The experience, he says, set him up nicely for a season which might be coming to a peak at precisely the right moment as Yorkshire attempt to secure their first major trophy for 12 years.
"To be playing against - and genuinely competing with - some of the best players in the world was a fantastic experience and to have played well personally meant I was able to come out of it into the domestic season feeling very confident," Hamilton said.
"You play against international cricketers for your county but it is different to be facing one high-class bowler after another. I can tell you, against Pakistan, with Shoaib Ahktar at one end I'd never been so keen to be facing Wasim Akram."
Hamilton's 76 against Pakistan was the outstanding performance of Scotland's campaign, although he regards himself still as a bowler who bats. "My batting has come on a step further but I'm happy to be seen as a bowling all-rounder. I'm up to seven in the order. Number six would be perfect but I'm comfortable where I am."
For all that he relished the atmosphere in Scotland's dressing room, his ambitions are fixed firmly on breaking into the England side, which is why he will have personal, as well as team, goals at Lord's today. And he goes there as part of a team brimful of confidence after last Wednesday's comprehensive defeat of their fiercest rivals, Lancashire, in the NatWest Trophy quarter-finals.
"That was as well as we have played for a long time and it did us a world of good," he said. "We were due a win against Lancashire and to have played a game like that in such an atmosphere, with the crowd behind us all the time, was just what we needed.
"Domestic games do not come any bigger than Yorkshire against Lancashire in a one-day knock-out and it was just about the perfect warm-up for Lord's. If we play as well as we did at Old Trafford I cannot see us losing. This has been the biggest week of my life for Yorkshire. I want to be successful both with Yorkshire and for myself."
Confident though he is, however, of overcoming a Gloucestershire side whom everyone outside Bristol regards as underdogs, Hamilton remains aware that Yorkshire have underachieved to the extent that at times their big- match temperament has been questioned. "We know, in ourselves, that we should be winning trophies.
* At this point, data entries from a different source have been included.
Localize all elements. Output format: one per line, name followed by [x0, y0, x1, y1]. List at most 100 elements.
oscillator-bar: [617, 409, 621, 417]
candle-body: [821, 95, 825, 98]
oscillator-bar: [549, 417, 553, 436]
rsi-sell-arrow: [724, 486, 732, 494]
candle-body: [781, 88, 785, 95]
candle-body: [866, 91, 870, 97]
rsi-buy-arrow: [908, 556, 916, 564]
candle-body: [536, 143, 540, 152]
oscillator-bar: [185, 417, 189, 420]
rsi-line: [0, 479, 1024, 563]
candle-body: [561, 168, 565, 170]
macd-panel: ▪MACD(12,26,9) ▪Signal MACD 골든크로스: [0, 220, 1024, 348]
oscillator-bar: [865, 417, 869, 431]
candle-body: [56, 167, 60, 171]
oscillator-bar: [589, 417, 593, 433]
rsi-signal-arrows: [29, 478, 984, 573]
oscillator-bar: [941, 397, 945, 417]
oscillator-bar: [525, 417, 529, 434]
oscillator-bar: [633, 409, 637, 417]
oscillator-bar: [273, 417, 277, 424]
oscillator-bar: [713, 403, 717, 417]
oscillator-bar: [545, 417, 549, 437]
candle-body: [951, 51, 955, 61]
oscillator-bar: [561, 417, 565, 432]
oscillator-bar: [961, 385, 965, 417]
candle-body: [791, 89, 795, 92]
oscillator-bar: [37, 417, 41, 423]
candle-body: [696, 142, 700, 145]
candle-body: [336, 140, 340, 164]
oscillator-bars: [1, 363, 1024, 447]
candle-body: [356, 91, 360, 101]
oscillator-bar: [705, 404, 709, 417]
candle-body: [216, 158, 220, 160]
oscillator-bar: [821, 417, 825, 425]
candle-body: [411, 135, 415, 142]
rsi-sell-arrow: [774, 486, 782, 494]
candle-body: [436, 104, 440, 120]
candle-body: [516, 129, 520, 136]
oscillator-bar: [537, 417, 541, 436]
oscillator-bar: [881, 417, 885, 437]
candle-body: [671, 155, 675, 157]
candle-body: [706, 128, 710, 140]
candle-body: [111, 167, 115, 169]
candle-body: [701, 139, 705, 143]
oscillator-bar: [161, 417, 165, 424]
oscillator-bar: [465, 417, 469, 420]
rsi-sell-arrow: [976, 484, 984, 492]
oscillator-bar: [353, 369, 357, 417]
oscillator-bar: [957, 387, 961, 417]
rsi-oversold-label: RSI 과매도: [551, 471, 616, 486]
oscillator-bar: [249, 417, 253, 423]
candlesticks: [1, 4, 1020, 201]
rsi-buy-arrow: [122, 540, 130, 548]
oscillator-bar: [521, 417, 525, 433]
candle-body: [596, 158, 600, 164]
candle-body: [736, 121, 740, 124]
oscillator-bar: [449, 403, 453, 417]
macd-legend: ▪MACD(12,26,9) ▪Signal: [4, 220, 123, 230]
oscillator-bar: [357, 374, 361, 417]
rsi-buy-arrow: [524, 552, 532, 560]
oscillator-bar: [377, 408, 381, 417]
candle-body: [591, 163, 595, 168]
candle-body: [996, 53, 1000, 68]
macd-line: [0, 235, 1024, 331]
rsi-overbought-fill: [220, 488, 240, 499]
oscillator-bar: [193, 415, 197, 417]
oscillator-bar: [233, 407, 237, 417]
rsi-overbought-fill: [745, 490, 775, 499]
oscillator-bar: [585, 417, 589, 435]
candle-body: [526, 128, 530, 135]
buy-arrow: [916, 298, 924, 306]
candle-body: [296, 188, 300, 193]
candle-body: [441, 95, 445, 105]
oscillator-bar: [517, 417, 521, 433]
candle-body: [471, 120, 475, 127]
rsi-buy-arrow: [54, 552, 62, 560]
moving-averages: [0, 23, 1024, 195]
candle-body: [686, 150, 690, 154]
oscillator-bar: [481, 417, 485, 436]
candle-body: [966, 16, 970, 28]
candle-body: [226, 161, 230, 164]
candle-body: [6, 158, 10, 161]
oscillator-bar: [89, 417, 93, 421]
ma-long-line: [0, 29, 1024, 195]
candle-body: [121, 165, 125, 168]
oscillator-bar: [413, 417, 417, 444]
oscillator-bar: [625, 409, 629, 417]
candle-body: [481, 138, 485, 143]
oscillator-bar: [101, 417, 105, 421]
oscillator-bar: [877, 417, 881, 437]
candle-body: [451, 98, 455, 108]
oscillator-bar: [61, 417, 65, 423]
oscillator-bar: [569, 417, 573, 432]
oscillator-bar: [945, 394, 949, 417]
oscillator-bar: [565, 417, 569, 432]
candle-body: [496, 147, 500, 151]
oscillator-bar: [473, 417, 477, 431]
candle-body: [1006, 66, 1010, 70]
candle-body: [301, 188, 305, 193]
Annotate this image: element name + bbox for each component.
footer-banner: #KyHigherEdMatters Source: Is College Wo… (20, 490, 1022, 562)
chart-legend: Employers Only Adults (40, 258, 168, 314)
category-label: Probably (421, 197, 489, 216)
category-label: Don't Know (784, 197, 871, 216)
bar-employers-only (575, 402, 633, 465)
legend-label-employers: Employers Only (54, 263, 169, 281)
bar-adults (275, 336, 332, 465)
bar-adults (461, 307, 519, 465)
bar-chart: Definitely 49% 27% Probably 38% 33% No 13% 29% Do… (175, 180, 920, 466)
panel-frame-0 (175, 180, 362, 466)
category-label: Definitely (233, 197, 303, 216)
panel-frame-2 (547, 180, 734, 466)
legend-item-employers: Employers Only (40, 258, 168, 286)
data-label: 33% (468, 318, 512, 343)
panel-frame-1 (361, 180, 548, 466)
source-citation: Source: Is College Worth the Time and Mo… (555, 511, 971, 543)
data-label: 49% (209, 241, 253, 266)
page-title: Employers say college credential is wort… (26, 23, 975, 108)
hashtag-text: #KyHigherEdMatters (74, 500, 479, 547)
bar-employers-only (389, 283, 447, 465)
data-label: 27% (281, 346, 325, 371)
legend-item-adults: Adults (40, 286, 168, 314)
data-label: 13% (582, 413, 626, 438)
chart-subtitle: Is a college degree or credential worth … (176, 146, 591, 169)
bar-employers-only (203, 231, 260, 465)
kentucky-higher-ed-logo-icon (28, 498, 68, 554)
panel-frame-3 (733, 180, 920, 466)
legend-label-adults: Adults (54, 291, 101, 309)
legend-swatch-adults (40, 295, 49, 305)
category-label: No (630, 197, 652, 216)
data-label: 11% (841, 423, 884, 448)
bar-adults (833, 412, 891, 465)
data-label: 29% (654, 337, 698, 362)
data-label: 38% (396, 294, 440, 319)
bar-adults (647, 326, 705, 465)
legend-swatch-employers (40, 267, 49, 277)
We should be winning one and maybe two trophies a year with the talent we have in this squad, but there is only one player in the team who has been to a Lord's final.
"But we proved we could be cool under pressure in front of a big crowd at Old Trafford and while there will be some nerves before the match we believe we can win." Hamilton played a key role at Old Trafford with some tight bowling and 24 late runs as Yorkshire amassed a total that proved just too daunting for Lancashire.
Although he has yet to capture the headlines to quite the same extent as last season, which reached a peak when he took 7 for 50 against Surrey at Headingley, he believes he is matching his high standards. "I may not have taken a seven-for this season but I'm getting three-fors and four- fors. You can always improve but overall I'm pretty happy with my form."